Thursday, March 5, 2009

The ZigZag Café

We will be convening here at the ZigZag café, Suisse, on Thursdays for conversation and dialogue.

I invite you to stop by every Thursday for the question of the day. Your thoughts and participation are most welcome. Pull up a stool, avec un café, un thé, ou un chocolat chaud, et un croissant, and join in here on Thursday at the ZZ café.

For today:

Does being loved carry with it legitimate expectations as to how this love must be given and expressed?

6 comments:

John said...

I'm sticking with my answer from last week that while expectation is not good, hoping for love to be given and expressed a certain way can be a healthy thing (though not if we are unhappy with being loved when it is expressed in different ways).

I think if we love someone enough and are the one loving, we will inevitably want to love the other person well and will do what we can to love them in ways that they may prefer. Of course this is not perfect, but it may be a start...

Greg said...

John,
Thanks. I was wondering if we have a right to be loved in the ways we expect to be. To love the other, as you quite rightly point out, would seem to incorporate something of this concern - loving as this person prefers, but at the same time realizing that the lover has limitations to be able to accomplish this feat.

John said...

When we start talking about "rights" I think things get tricky, Greg. What are the three inalienable right according to the US Declaration of Independence? Life, love, and the pursuit of happiness (though I believe it was originally intended to be "pursuit of property").

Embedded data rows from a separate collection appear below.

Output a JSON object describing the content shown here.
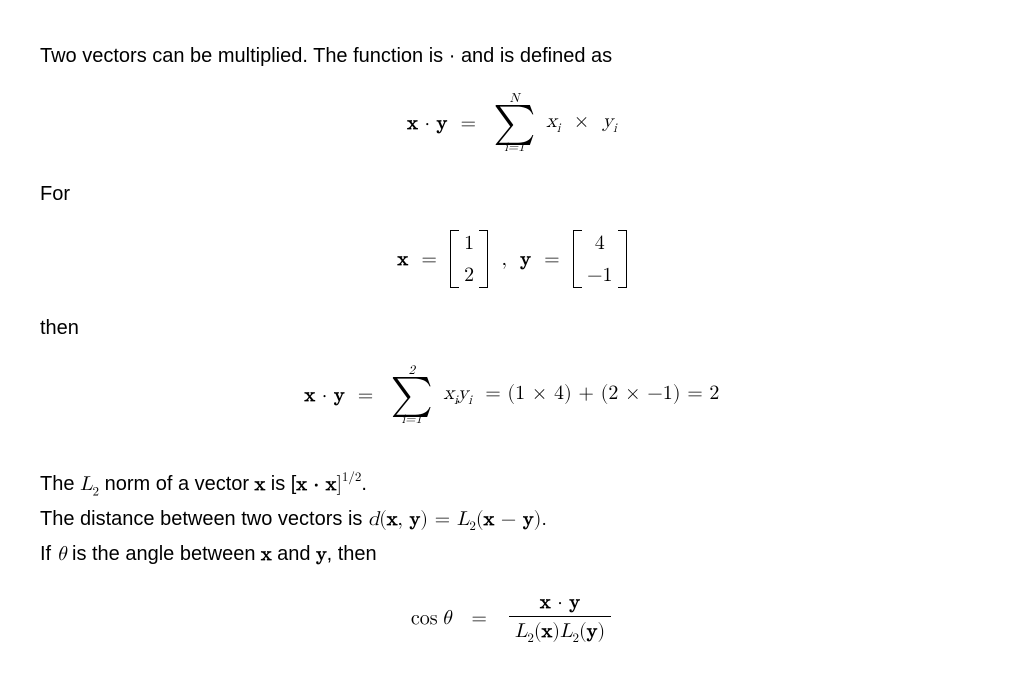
{
  "intro": "Two vectors can be multiplied. The function is · and is defined as",
  "eq1": {
    "lhs_x": "x",
    "dot": "·",
    "lhs_y": "y",
    "eq": "=",
    "sum_top": "N",
    "sum_sym": "∑",
    "sum_bot": "i=1",
    "term_xi": "x",
    "term_i": "i",
    "times": "×",
    "term_yi": "y"
  },
  "for": "For",
  "eq2": {
    "x_lbl": "x",
    "eq": "=",
    "x1": "1",
    "x2": "2",
    "comma": ",",
    "y_lbl": "y",
    "y1": "4",
    "y2": "−1"
  },
  "then": "then",
  "eq3": {
    "lhs_x": "x",
    "dot": "·",
    "lhs_y": "y",
    "eq": "=",
    "sum_top": "2",
    "sum_sym": "∑",
    "sum_bot": "i=1",
    "sumterm": "xᵢyᵢ",
    "expand": "= (1 × 4) + (2 × −1) = 2"
  },
  "p2_line1_pre": "The ",
  "p2_line1_L2": "L",
  "p2_line1_L2sub": "2",
  "p2_line1_mid": " norm of a vector ",
  "p2_line1_x": "x",
  "p2_line1_is": " is [",
  "p2_line1_xx": "x · x",
  "p2_line1_close": "]",
  "p2_line1_exp": "1/2",
  "p2_line1_dot": ".",
  "p2_line2_pre": "The distance between two vectors is ",
  "p2_line2_d": "d",
  "p2_line2_args": "(x, y) = L",
  "p2_line2_sub": "2",
  "p2_line2_tail": "(x − y).",
  "p2_line3_pre": "If ",
  "p2_line3_theta": "θ",
  "p2_line3_mid": " is the angle between ",
  "p2_line3_x": "x",
  "p2_line3_and": " and ",
  "p2_line3_y": "y",
  "p2_line3_end": ", then",
  "eq4": {
    "cos": "cos",
    "theta": "θ",
    "eq": "=",
    "num_x": "x",
    "dot": "·",
    "num_y": "y",
    "den_L": "L",
    "den_sub": "2",
    "den_x": "(x)",
    "den_y": "(y)"
  },
  "chart_data": {
    "type": "table",
    "title": "Dot product worked example",
    "vectors": {
      "x": [
        1,
        2
      ],
      "y": [
        4,
        -1
      ]
    },
    "dot_product_terms": [
      [
        1,
        4
      ],
      [
        2,
        -1
      ]
    ],
    "dot_product_result": 2,
    "formulas": {
      "dot_product": "x·y = Σ_{i=1}^{N} x_i × y_i",
      "L2_norm": "[x·x]^{1/2}",
      "distance": "d(x,y) = L2(x − y)",
      "cosine": "cos θ = (x·y) / (L2(x) L2(y))"
    }
  }
}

But a right to be loved in the ways we expect to be? I guess I would have to first ask if your expectations are legitimate, and why you think they are. Then we must remember that the love that it shown us, even if we communicate that we prefer to be loved in a certain way, will not always meet those standards, per se.

Greg said...

John,
Someone might say, "if you're going to love me you should do it like this" therefore saying "I have a right to be loved in a way that is loving to me." Is this wrong?

Might someone have expectations that this right is legitimate, yet have to realize that rights are not going to be met? This wouldn't mean a negation of the right.

John said...

Greg -
I see a difference between "should" and "will." Should is an "I prefer" saying, where as "will" is a demand.

But that being said, both of these are putting qualifications on love. Does love have qualifications? Maybe not "agape" love, unfailing perfect love (ie love that only God can use perfectly), but I think you're talking about romantic love, am I correct?

I would never say "If you're going to love me, you have to do it (x) way." I may say "Here are some ways that I feel loved" and go from there, but never qualifications of "You must love me (x) way for it to be real love." Does this make sense?

I think someone could have expectations that the right is legitimate (and it actually be legitimate) and have to realize that the rights are not going to be met (fully). But isn't it in the nature of a "right" for it to be all or nothing? I may be drawing an unnecessary/unhelpful black/white distinction here...

Greg said...

John,
Thanks for your thoughts. love for the other could be romantic love, friend love, enemy love, etc.

To have a right, perhaps, is first of all a given from. Maybe if you have it and therefore are allowed some say so about being loved in a preferable way, then it's a right that is porous.